La cara más social de Rincón

Parte del equipo de trabajio del centro en su innvernadero. /V.B
Parte del equipo de trabajio del centro en su innvernadero. / V.B

El Centro de Trabajo Amirax da empleo a un grupo de personas con discapacidad intelectual gracias al convenio con el ayuntamiento

VICTORIA BUSTAMANTERincón de la Victoria

«Nos cuesta mucho conseguir trabajo, debería haber más empleo para nosotros», esta es la realidad de muchas personas con discapacidad intelectual que quieren trabajar pero no encuentran posibilidades de empleo. Una carencia que Sally Deprez, trabajadora social, detectó en Rincón. «Siendo voluntaria en la Asociación Amirax conocí a varios chicos del municipio con mucho potencial y empecé un proyecto de jardinería», así arrancó el Centro Especial de Empleo de la asociación Amirax, que actualmente cuenta con cuatro trabajadores y la monitora.

De esta forma Sally elaboró un proyecto que une empleo y jardinería, especificando las zonas a trabajar: «No todas son aptas, en alguna hay que usar herramientas mecánicas, ellos trabajan todo manual, sin embargo, en otras zonas es imposible trabajar de otra forma y son perfectas para esto». El ayuntamiento aprobó el acuerdo y ahora cumplen siete años.

El programa está enfocado a personas con una minusvalía intelectual superior al 33%. Realizan un trabajo de cuatro horas al dia cotizando, tienen un sueldo que gira en torno a los 500 euros y no pierden su paga por minusvalía lo que les permite ser independientes económicamente.

Según la monitora la jardinería es perfecta para esta labor, «está vinculada a las estaciones y para ellos es muy importante que todo tenga una rutina y una continuidad, por ello trabajar con plantas es muy fácil. Además, en la jardinería hay muchas tareas que son relativamente sencillas y que con herramientas automáticas no se pueden hacer como quitar la mala hierba según en qué sitios», explica. Además Sally insiste: «Trabajar con ellos no es difícil, hay que tener en cuenta que no ven el peligro y que hay que repetir mucho las cosas, por lo demás todo es igual, es un equipo de trabajadores como otro cualquiera».

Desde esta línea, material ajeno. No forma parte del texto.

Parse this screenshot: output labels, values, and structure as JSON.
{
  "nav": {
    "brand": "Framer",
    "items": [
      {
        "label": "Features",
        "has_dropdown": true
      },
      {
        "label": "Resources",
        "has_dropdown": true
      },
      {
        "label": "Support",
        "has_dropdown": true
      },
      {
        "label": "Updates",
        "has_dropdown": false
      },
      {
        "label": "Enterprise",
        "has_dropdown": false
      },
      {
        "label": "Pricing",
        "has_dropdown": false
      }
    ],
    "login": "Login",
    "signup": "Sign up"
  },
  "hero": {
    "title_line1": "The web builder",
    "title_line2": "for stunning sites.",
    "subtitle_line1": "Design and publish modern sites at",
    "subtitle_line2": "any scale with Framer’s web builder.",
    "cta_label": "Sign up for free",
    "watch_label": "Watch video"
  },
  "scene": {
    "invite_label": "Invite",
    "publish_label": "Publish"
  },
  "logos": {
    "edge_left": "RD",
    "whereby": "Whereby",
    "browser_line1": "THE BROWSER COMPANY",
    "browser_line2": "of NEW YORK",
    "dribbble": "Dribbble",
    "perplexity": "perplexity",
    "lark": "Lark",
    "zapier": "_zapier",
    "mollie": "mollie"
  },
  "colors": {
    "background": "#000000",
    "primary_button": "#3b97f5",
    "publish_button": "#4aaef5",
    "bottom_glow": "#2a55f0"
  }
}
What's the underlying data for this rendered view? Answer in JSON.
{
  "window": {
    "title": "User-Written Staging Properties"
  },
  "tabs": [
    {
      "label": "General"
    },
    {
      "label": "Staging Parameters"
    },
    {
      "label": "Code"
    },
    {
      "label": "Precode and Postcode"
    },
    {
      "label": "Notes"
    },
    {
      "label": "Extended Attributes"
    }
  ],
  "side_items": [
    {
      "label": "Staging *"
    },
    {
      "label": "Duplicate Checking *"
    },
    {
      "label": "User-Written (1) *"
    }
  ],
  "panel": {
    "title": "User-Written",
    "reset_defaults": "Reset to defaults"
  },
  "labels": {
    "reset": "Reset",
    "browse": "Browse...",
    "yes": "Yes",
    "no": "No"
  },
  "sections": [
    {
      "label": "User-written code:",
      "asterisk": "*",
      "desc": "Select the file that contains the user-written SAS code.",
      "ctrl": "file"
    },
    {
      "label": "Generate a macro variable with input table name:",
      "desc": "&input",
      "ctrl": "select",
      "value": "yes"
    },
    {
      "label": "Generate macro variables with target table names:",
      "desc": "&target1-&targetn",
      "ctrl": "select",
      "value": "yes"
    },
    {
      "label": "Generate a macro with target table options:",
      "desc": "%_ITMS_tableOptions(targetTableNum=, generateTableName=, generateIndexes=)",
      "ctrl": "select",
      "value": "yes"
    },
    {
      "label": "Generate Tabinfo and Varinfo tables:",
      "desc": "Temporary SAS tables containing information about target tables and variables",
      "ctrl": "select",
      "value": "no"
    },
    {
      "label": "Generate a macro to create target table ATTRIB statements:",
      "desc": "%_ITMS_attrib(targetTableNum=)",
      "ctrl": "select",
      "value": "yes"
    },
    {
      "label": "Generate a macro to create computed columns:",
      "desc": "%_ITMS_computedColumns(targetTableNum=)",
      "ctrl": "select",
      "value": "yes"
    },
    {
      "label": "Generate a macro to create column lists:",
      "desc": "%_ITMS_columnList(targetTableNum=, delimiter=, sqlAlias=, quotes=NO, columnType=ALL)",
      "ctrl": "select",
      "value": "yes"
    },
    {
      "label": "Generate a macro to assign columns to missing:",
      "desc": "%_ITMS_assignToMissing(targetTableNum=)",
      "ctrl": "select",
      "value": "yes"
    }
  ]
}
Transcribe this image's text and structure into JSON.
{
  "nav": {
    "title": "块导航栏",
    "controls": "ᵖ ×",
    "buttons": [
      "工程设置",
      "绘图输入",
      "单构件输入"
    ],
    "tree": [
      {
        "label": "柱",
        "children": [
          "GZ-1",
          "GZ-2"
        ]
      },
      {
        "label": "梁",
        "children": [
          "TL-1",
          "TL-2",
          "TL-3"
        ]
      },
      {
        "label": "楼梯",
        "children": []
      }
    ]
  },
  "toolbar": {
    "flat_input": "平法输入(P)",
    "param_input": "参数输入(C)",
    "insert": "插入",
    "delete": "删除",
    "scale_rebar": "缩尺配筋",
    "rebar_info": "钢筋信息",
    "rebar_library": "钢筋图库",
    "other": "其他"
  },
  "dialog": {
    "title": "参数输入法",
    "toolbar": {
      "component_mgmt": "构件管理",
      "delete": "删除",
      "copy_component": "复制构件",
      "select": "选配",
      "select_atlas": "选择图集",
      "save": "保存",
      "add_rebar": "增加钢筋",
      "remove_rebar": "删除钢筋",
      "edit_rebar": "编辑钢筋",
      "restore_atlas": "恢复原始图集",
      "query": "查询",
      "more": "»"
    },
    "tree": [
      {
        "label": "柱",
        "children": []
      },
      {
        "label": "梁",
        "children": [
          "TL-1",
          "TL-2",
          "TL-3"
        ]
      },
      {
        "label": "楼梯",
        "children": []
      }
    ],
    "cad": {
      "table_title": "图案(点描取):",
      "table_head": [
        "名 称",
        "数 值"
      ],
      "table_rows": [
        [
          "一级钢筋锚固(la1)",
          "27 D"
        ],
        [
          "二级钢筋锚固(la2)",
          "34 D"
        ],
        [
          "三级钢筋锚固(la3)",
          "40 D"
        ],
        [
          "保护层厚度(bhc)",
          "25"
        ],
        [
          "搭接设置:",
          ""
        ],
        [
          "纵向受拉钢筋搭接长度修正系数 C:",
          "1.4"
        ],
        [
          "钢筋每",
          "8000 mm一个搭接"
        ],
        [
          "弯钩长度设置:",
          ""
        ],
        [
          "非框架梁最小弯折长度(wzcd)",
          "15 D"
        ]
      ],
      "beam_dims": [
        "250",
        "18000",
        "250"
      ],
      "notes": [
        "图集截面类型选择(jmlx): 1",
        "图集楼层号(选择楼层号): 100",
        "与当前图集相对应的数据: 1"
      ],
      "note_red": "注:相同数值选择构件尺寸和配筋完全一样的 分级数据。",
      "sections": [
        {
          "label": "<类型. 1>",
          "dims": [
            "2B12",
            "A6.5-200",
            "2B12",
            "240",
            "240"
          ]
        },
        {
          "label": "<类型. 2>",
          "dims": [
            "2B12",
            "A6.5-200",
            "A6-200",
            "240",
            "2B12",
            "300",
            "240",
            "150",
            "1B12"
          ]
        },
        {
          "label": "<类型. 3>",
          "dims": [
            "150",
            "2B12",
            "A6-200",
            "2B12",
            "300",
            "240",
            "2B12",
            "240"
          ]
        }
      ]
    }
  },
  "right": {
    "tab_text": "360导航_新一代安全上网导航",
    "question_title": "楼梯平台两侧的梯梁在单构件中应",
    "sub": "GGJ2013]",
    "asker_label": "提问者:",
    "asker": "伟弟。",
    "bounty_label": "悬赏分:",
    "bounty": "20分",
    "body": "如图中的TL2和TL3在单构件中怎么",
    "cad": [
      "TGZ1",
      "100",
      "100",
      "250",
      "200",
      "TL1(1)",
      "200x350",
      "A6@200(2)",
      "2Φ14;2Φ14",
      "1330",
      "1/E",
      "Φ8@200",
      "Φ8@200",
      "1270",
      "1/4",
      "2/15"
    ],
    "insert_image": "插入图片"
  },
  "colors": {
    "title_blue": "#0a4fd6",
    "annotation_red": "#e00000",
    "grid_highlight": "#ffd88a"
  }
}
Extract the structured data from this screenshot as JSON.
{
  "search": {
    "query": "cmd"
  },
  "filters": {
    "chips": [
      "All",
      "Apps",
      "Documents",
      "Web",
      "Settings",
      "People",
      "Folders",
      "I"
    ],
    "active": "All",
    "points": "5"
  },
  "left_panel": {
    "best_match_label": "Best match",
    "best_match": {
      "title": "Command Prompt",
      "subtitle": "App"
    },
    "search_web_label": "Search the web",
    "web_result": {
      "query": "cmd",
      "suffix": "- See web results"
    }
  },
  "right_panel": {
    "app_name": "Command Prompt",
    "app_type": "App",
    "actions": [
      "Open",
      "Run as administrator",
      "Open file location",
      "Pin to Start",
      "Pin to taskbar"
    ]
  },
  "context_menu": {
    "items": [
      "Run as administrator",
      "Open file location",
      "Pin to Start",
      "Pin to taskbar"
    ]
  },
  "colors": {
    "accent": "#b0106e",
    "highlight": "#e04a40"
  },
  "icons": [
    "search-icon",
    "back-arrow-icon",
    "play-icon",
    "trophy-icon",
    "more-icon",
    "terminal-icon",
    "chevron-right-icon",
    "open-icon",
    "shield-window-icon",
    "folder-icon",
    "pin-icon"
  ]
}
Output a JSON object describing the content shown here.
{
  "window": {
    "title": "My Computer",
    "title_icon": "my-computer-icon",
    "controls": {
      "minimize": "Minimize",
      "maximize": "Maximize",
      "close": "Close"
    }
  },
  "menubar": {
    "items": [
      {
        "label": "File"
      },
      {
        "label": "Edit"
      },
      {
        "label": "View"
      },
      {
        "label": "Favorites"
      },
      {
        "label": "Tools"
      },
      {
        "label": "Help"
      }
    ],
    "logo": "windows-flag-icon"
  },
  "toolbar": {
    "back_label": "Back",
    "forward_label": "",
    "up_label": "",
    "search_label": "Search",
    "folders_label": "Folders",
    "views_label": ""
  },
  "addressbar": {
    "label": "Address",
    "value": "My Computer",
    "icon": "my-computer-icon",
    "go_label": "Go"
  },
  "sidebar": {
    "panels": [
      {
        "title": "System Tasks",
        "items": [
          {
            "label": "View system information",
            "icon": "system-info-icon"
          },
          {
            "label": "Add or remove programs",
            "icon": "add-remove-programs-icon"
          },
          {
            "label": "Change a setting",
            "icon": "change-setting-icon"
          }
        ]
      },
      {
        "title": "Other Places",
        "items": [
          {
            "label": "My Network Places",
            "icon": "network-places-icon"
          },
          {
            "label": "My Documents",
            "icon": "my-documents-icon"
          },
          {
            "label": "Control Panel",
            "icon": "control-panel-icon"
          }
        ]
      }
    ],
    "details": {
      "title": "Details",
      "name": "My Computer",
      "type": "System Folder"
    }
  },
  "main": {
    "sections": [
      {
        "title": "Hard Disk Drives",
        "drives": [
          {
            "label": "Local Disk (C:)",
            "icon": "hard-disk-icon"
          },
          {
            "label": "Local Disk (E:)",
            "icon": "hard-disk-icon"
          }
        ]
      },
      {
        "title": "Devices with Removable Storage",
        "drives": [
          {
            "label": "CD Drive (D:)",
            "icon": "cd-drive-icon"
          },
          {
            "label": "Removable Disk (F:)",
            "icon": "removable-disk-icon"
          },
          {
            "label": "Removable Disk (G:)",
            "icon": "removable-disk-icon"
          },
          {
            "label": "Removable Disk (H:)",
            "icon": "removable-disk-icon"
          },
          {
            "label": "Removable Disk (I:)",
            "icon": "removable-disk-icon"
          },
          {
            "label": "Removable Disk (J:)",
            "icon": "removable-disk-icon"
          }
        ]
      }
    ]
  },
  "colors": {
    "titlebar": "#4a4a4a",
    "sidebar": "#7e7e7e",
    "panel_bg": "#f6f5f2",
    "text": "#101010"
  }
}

La relevancia de este proyecto es que «es una oportunidad de trabajo para gente que no la tiene, ellos se sienten muy valorados, quieren ser como cualquier otra persona, quieren trabajar, como los amigos con los que han crecido, quieren lo mismo y les gusta mucho que la gente les reconozca el trabajo». Un derecho que reclama José Antonio Fernández, de 30 años: «Lo importante es trabajar, da igual de lo que sea, pero tendrían que existir más proyectos como este en albañilería o fontanería, enfocado a otras cosas también y así poder elegir», recalca este jardinero que ha hecho cursos de fontanería y ha trabajado como aparcacoches. Trabajo que ha compartido con José Luis Sánchez, quien lleva en el proyecto desde sus inicios y se muestra orgulloso de tener un sueldo y poder ser independiente. Ellos, junto con Miguel Ángel Dobla y María del Mar Gómez, forman un equipo que trabaja por los cuatro núcleos del municipio y que sueña con poder aumentar la plantilla en un futuro.

Uno de los empleados trabajando en La Cala del Moral.